A few of these services a year are for people who died while experiencing homelessness and whose families aren’t around or didn’t make other plans. She really takes her time with them.

“Everyone deserves it, but they really deserve it,” she said. “I can’t begin to understand what their life, what happened in their life to make them where they were that day. I wish there was more that I could do. I’m sure that there is.”

‘Every time’

Hubbard left the coalition at the end of last year, but Spinney, the programs director, said they still follow the process she organized.

“It’s a really nice way to get closure,” Spinney said. “Sometimes we can work with a client for two years, five years, 10 years, and they might disappear, and we will never know what happened to them… It’s helpful for me to know that there’s an end, a period at the end of the sentence.”

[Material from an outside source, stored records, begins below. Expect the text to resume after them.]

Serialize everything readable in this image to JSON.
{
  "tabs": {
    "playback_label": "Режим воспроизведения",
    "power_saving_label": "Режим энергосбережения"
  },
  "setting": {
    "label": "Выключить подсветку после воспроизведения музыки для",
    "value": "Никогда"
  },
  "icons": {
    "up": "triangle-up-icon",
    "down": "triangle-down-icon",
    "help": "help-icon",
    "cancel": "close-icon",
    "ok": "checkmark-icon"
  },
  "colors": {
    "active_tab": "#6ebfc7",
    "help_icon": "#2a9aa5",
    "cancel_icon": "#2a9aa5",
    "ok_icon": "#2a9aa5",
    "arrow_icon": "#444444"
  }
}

For each of the people who play a role in this process, death is part of the job. Hubbard wishes it hadn’t been part of hers.

“You’re coming from a place where you may have seen it coming down the road. That’s really hard to sit with, but you have to learn to sit with that,” Hubbard said. “You can’t own things that are not yours to own.”

Making these arrangements helped Hubbard let go.

“You just do right by them in every way that you can. So being able to do that for people — to make sure that anyone who dies is treated with dignity and respect, regardless of their housing status — I think is a really small, but really powerful thing.”